In „An meinen toten Vater“ zeichnen Holger Foest und Marie Rodewald eine Chronik der Trauer und des Lebens mit dem Tod.
Der Tod ist eine abstrakte Grenze, er ist die Grenze aller Grenzen oder wie Horaz es einmal formuliert hat: er ist die „äußerste Grenze alles Irdischen“. Wenn sie überschritten wird, hinterlässt das bei den Angehörigen Lücken, erzeugt das ein Nachdenken über dieses existenzielle Ereignis – ein Nachdenken, das sich in der aktuellen Performance der RodewaldFoest Produktion, einem autobiografischen live feature, künstlerisch manifestiert hat. – ein Text von Bärbel Schärf
Der Tod des Vaters von Holger Foest im Februar 2011, welcher neben der Autorin und Regisseurin Marie Rodewald Teil der RodewaldFoest Produktion ist, gab den Impuls für diese äußerst intime und subtile Performance, einem Netz aus Assoziationsketten, aus Erinnerungen und Träumen, einem Nebeneinander von auditiver und visueller Ebene, die doch eine Einheit bilden.
Chronik der Trauer
Alles beginnt mit einer Einführung. Die kleine Gruppe an Zuschauern, die wir sind, erhält im Raum vor der Bühne MP3-Player und Kopfhörer von Marie Rodewald. Die Tonebene wird während der Aufführung ausnahmslos auf diese Weise vermittelt werden, die Körper der Performer – Holger Foest und Lothar Krüger – werden die Worte illustrieren und unterstützen, und doch wieder ganz neue Bedeutungen generieren, noch vielfältigere Assoziationen wecken.

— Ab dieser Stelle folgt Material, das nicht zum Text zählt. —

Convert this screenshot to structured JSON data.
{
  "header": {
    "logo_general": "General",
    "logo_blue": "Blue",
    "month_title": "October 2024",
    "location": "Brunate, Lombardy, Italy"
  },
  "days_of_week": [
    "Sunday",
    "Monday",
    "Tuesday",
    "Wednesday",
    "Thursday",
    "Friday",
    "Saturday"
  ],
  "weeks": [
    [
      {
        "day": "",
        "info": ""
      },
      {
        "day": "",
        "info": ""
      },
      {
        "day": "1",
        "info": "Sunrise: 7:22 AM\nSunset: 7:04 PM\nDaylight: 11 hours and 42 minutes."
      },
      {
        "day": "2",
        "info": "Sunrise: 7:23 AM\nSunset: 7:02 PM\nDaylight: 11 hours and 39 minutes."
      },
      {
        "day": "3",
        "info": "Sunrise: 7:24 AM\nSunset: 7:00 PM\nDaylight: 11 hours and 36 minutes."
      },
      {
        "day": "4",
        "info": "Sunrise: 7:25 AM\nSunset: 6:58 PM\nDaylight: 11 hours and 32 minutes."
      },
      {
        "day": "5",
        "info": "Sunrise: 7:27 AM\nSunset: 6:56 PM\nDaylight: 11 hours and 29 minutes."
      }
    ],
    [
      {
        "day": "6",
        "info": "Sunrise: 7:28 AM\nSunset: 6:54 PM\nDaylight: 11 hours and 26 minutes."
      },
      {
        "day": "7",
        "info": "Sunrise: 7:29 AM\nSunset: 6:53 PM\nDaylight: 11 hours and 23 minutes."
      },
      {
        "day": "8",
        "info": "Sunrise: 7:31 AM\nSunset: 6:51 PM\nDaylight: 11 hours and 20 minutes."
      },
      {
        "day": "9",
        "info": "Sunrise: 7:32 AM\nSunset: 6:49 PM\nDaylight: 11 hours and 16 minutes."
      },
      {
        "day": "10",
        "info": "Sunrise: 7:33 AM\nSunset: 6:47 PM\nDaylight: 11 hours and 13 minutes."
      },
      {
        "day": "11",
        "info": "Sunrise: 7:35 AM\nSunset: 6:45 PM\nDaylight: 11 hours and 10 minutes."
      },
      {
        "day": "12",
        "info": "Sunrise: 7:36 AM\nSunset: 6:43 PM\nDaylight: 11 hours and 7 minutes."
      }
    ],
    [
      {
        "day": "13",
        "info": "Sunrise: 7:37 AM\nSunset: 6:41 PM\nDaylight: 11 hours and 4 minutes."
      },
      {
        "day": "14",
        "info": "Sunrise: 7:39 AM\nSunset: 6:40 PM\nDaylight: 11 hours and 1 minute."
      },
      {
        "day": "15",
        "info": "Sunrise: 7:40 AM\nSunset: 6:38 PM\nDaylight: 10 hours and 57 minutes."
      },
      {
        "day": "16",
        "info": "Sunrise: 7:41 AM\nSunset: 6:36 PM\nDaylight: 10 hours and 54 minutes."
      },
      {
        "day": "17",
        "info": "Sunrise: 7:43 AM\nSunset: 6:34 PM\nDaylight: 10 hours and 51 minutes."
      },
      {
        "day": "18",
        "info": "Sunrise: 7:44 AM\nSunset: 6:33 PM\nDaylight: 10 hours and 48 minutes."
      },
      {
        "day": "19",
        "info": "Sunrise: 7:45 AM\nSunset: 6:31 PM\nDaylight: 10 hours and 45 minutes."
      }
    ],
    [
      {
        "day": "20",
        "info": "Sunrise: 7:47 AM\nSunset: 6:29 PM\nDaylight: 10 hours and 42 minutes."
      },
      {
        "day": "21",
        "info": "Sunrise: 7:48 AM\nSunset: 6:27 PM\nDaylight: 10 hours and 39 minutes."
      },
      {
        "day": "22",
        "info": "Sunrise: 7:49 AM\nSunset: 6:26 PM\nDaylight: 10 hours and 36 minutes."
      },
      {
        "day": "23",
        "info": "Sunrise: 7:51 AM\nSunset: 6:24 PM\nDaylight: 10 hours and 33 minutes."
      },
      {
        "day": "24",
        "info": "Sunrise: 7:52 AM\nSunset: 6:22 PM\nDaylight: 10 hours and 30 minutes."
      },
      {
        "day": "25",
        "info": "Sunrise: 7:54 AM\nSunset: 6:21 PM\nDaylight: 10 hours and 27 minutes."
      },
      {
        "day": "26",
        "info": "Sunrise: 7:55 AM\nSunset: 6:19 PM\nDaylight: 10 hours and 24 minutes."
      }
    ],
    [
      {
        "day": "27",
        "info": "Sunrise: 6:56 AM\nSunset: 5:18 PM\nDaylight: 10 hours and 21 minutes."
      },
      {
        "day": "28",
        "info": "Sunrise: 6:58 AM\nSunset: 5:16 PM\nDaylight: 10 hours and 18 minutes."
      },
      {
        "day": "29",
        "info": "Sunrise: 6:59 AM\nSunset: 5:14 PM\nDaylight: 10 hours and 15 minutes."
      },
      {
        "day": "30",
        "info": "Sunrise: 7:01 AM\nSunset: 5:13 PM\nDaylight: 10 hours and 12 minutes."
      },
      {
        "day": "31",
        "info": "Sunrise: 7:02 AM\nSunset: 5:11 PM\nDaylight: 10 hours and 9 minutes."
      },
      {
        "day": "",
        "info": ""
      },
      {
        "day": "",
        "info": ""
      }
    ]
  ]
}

Trauer und Schmerz sind in diese Körper wortwörtlich eingeschrieben. Das Wort „Lücke“ ist auf Foests Rücken zu sehen, auf seinen Armen, seinen Beinen. Wie Wunden heben sich die Worte vom Rest des Körpers ab, während auf der auditiven Ebene eine Art Chronik der Trauer und von Geschehnissen und Eindrücken rund um diesen Tod abläuft: Februar bis Juli 2011. Fukushima, Hiroshima, Bochum, Wuppertal, Island. Eine einsame Popcornmaschine, Schaufenster, Fahrt ans Meer, Sand im Bett. „Der Rhythmus der Welt ist atemlos“, sie dreht sich trotz dieses einschneidenden Ereignisses weiter und sie dreht sich schnell. Die Anonymität der Großstadt, die Flüchtigkeit der Begegnungen, die Erwartungen des Umfelds: das wieder-leistungsfähig-sein-Müssen, sich wieder mitdrehen mit der Welt – und doch kreisen die Gedanken nur um das eine Thema, das eine Ereignis.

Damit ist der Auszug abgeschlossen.